Breaking that cycle required no medical breakthrough—just clean water, cloth filters, and community education. Local health workers taught people to use simple filtration tools and to avoid water sources while infected. These basic interventions, implemented across some of the world's most remote regions, reduced cases from millions to single digits.
The Final Stretch
Six countries remain uncertified as Guinea worm-free: Angola, Chad, Ethiopia, Mali, South Sudan, and Sudan. In 2025, Chad and Ethiopia each reported four cases. South Sudan reported two. Angola, Cameroon, Mali, and the Central African Republic reported zero cases for the second consecutive year—a sign they're closing in on the three-year zero threshold required for official certification.
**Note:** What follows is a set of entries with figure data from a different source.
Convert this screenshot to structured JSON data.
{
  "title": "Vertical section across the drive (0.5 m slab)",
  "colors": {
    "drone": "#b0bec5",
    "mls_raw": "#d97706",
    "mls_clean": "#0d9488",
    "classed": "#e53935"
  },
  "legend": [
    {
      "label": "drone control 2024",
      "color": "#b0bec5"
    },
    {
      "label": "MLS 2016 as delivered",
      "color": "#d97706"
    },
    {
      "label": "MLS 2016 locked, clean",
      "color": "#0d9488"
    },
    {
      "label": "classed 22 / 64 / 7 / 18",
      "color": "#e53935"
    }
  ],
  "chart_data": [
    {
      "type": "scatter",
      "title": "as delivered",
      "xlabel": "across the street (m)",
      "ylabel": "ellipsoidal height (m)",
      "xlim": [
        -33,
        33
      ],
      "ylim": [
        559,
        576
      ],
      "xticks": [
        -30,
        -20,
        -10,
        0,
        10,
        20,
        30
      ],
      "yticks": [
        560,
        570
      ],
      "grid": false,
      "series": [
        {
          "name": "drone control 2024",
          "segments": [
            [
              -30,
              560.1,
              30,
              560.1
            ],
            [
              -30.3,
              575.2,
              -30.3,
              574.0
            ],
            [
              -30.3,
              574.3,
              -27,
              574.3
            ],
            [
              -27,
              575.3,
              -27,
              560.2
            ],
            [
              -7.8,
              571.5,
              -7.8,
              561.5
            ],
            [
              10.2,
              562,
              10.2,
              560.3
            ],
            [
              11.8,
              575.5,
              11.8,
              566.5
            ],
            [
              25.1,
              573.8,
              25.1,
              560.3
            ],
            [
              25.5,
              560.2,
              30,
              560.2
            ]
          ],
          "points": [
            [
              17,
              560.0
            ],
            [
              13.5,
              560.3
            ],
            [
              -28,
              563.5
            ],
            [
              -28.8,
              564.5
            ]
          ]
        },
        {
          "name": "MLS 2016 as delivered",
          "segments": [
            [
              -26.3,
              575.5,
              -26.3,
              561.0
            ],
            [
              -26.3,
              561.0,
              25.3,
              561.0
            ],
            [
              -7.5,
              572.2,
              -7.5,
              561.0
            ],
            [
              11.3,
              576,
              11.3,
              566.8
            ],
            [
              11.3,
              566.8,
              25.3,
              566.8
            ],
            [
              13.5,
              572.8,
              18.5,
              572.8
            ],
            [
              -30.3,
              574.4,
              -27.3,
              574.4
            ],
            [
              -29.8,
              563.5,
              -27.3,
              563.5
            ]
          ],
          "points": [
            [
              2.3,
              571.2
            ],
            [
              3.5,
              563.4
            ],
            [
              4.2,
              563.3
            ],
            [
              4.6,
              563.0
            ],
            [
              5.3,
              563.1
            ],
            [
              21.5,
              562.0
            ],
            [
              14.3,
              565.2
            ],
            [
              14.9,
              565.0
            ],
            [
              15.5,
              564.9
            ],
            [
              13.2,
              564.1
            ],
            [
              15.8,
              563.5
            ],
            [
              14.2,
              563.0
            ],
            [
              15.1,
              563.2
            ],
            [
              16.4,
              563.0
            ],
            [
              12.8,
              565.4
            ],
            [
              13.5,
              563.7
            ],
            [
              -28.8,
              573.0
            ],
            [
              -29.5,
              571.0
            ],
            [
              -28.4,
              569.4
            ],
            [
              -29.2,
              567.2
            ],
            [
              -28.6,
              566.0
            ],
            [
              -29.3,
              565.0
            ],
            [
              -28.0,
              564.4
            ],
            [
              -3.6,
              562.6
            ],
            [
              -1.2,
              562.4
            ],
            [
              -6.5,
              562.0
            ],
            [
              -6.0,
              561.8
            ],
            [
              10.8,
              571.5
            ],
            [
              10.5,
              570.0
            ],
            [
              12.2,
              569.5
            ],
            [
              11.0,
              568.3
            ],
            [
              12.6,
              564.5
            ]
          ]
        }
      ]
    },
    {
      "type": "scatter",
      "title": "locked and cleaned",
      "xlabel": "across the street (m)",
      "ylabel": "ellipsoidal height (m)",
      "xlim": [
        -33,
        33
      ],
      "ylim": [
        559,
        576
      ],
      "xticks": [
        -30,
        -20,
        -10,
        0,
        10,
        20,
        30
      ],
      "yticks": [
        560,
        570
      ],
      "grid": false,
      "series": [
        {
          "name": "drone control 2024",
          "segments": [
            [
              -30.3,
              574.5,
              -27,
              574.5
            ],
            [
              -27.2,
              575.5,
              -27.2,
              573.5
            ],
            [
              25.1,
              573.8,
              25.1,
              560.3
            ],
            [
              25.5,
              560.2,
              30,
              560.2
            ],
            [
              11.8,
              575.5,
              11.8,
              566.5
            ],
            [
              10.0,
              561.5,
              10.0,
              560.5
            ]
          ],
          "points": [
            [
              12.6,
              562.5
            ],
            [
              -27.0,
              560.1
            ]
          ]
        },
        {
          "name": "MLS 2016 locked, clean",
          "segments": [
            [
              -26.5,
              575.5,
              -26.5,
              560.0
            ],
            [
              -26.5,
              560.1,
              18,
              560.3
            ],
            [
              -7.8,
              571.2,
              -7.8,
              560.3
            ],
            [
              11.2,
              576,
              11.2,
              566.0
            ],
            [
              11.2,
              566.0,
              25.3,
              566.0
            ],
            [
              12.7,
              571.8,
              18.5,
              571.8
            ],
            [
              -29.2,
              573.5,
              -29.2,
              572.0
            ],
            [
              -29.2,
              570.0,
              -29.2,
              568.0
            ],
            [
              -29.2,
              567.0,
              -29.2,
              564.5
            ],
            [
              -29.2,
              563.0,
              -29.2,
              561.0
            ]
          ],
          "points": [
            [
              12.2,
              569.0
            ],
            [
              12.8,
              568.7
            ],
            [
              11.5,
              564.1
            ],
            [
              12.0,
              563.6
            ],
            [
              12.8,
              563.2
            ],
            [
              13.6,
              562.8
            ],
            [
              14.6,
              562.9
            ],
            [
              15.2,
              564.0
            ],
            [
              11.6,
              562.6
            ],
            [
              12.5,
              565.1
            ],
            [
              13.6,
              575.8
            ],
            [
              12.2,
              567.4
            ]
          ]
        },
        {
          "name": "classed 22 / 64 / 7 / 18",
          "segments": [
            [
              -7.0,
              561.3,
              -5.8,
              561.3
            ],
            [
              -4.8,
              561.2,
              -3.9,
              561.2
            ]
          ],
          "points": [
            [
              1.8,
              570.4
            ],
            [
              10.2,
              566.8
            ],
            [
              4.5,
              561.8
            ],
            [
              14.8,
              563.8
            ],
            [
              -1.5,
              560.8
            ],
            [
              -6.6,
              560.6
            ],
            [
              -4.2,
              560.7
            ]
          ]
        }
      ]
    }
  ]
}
Adam Weiss, director of the Carter Center's Guinea worm program, frames the remaining work plainly: "Zero is the only acceptable number, and our commitment to getting there is unwavering."
What Comes Next
Guinea worm's near-eradication isn't just a standalone victory. It's becoming a template. Yaws, a bacterial infection that primarily affects children, is following a similar path toward WHO eradication by 2030. As of 2025, 136 countries have been certified transmission-free—up from just one in 2020.
The Guinea worm story proves that global health breakthroughs don't always require cutting-edge medicine. Sometimes they require something simpler: the will to coordinate across borders, the resources to reach remote communities, and the patience to sustain effort across decades. With each year that passes, a future where Guinea worm exists only in history books gets closer.